“That very first Diwali- when the fireworks went up- that’s a memory I can’t forget,” recalls Kausi Subramaniam, President of AnujaSA. That moment ten years ago, at the inaugural DiwaliSA, Kausi saw the culmination of her involvement in a sister city partnership search that began under then Mayor Phil Hardberger.
San Antonio officially began its sister city partnership with Chennai, India in 2008 and AnujaSA, the non-profit which manages the partnership, was organized in 2010. Shaily Patel, a long time dancer at DiwaliSA who grew up in India, explains why Diwali, India’s largest festival, is an important part of the culture.
The 10th Anniversary of Diwali will begin at Arneson River Theatre at 5 p.m. on November 3, 2018. Image Courtesy of AnujaSA.
Shaily Patel has been a dancer at DiwaliSA for ten years. Michael Cirlos / Centro San Antonio
The festival of Diwali, which originated as the New Year on the Hindu calendar, has become a two-week celebration enjoyed by people of all faiths in India. Shaily fondly recalls the dense, walkable environment in her native state of Gujarat in western India. She and other children would start early in the morning and visit their neighbors’ homes and touch the feet of their elders in exchange for “blessings” (i.e. rupees, the currency of India).
Downtown San Antonio is similar to her childhood neighborhood in terms of density and walkability, which is why Shaily says it’s important to have the celebration here. “This is the heart of San Antonio,” she remarks. She explains that when you think of large-scale community events, downtown is the first place that comes to mind.

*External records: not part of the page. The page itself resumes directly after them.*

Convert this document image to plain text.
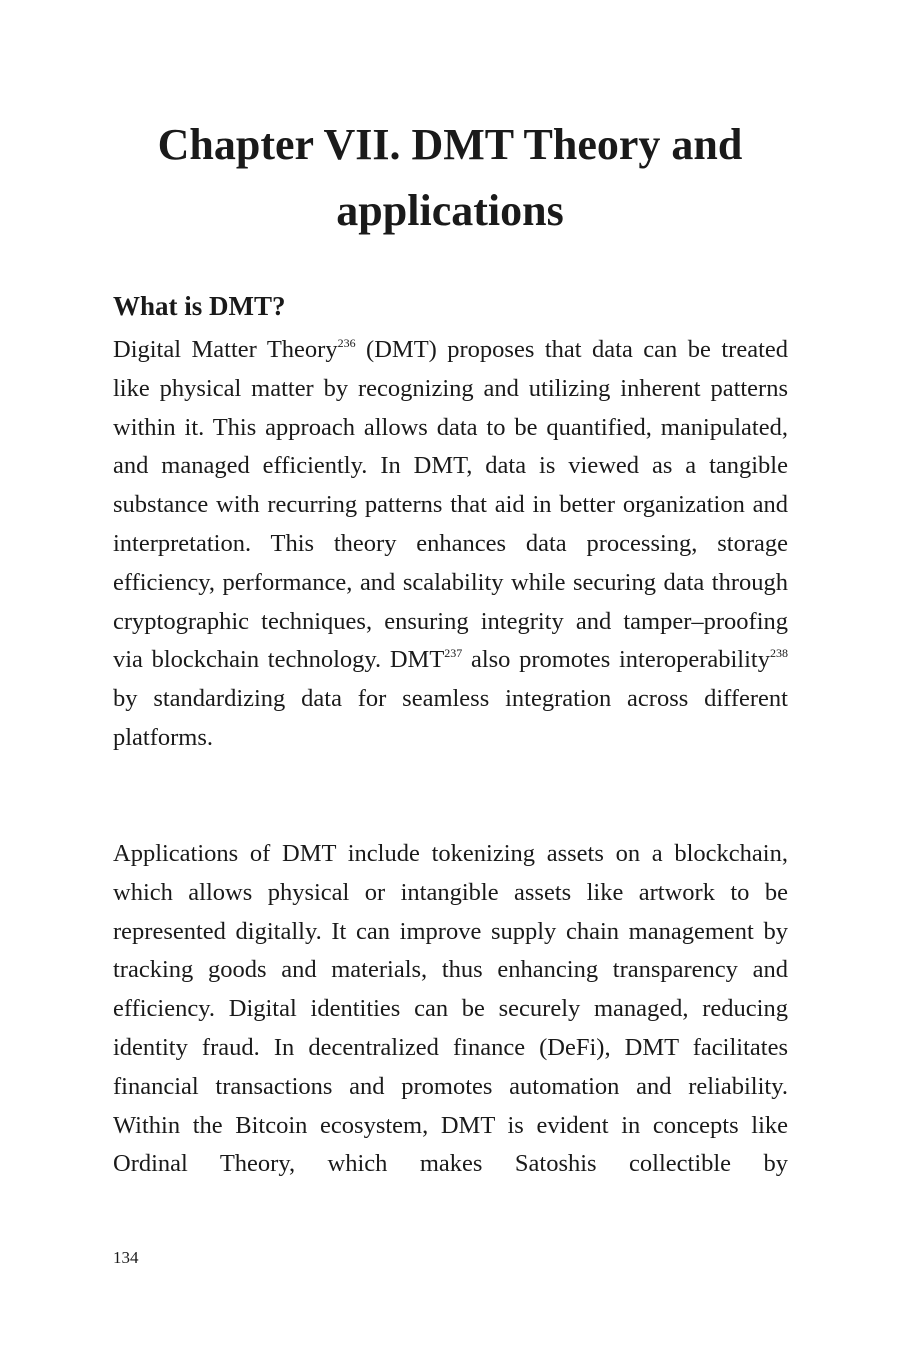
Chapter VII. DMT Theory and applications
What is DMT?

Digital Matter Theory$^{236}$ (DMT) proposes that data can be treated like physical matter by recognizing and utilizing inherent patterns within it. This approach allows data to be quantified, manipulated, and managed efficiently. In DMT, data is viewed as a tangible substance with recurring patterns that aid in better organization and interpretation. This theory enhances data processing, storage efficiency, performance, and scalability while securing data through cryptographic techniques, ensuring integrity and tamper–proofing via blockchain technology. DMT$^{237}$ also promotes interoperability$^{238}$ by standardizing data for seamless integration across different platforms.

Applications of DMT include tokenizing assets on a blockchain, which allows physical or intangible assets like artwork to be represented digitally. It can improve supply chain management by tracking goods and materials, thus enhancing transparency and efficiency. Digital identities can be securely managed, reducing identity fraud. In decentralized finance (DeFi), DMT facilitates financial transactions and promotes automation and reliability. Within the Bitcoin ecosystem, DMT is evident in concepts like Ordinal Theory, which makes Satoshis collectible by

134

Kuasi Subramaniam has been the President of AnujaSA since its inception in 2010. Michael Cirlos / Centro San Antonio
Kausi adds that by holding it in the city’s true center, it makes the statement that this celebration is not just for the Indian community, but the entire San Antonio community. “We personally like to have people come out and celebrate with us,” she explains, “-try on our clothes, eat our food and celebrate Diwali.”
“We are more alike than we are different.”
One person who has discovered a lot about Indian culture through the festival is San Antonio resident Lya Icaza. Lya is Nicaraguan and her husband is Peruvian. She says they see important similarities between the Latin American and Indian cultures, especially with music and dance. “We are more alike than we are different,” she remarks. Lya loves that you can see a five-year-old dancing alongside an 80-year-old at DiwaliSA. “And I’ll get in there and dance right along with them,” she laughs.
Lya Icaza has discovered a whole new culture thanks to DiwaliSA. Michael Cirlos / Centro San Antonio
She and her family are self-professed “foodies” and were drawn to the festival for its unique culinary offerings. After attending, they discovered much more. From the Diya lights on the water, to the river parade of Indian states, to the diverse offering of traditional dance performances, Lya says she was enamored with the festival’s life and color.
The Indian state of Karnataka participating in the river parade. Image Courtesy of AnujaSA.
“I think I have learned so much more about India being here,” says Shaily. Though she grew up in India, it has been through DiwaliSA that she’s learned about the culture and languages of other Indian states. This year, she is dancing to represent the northern state of Haryana in the festival. She explains that to properly execute another region’s dances, it’s important to learn the language in order to understand the movements. 13 states will be represented in the river parade and performances this year, with 12 being represented by their respective regional association in San Antonio.
DiwaliSA is the largest city-sponsored Diwali festival in the United States. Last year, 17,000 people attended the one-night event and Kausi reports that they are expecting more for DiwaliSA’s 10th Anniversary this year. To accommodate its growth, this year’s event has expanded to include Hemisfair. There will be programming from Arneson River Theatre in La Villita to the fountains at the Tower of the Americas, where the candle Diyas will be placed.
DiwaliSA is a celebration of Indian cultures and an invitation to the entire San Antonio community to share in those cultures. Image Courtesy of AnujaSA.
“I feel like there’s a lot of positivity in this festival. People leave smiling,” Shaily shares.
For Lya, it is about breaking down barriers between people and cultures, “It brings some of the education to life.”
Kausi reiterates the importance of inclusion during this celebration of the victory of light over darkness: “We want everyone to feel that it is something very universal. This event is really for all of San Antonio.”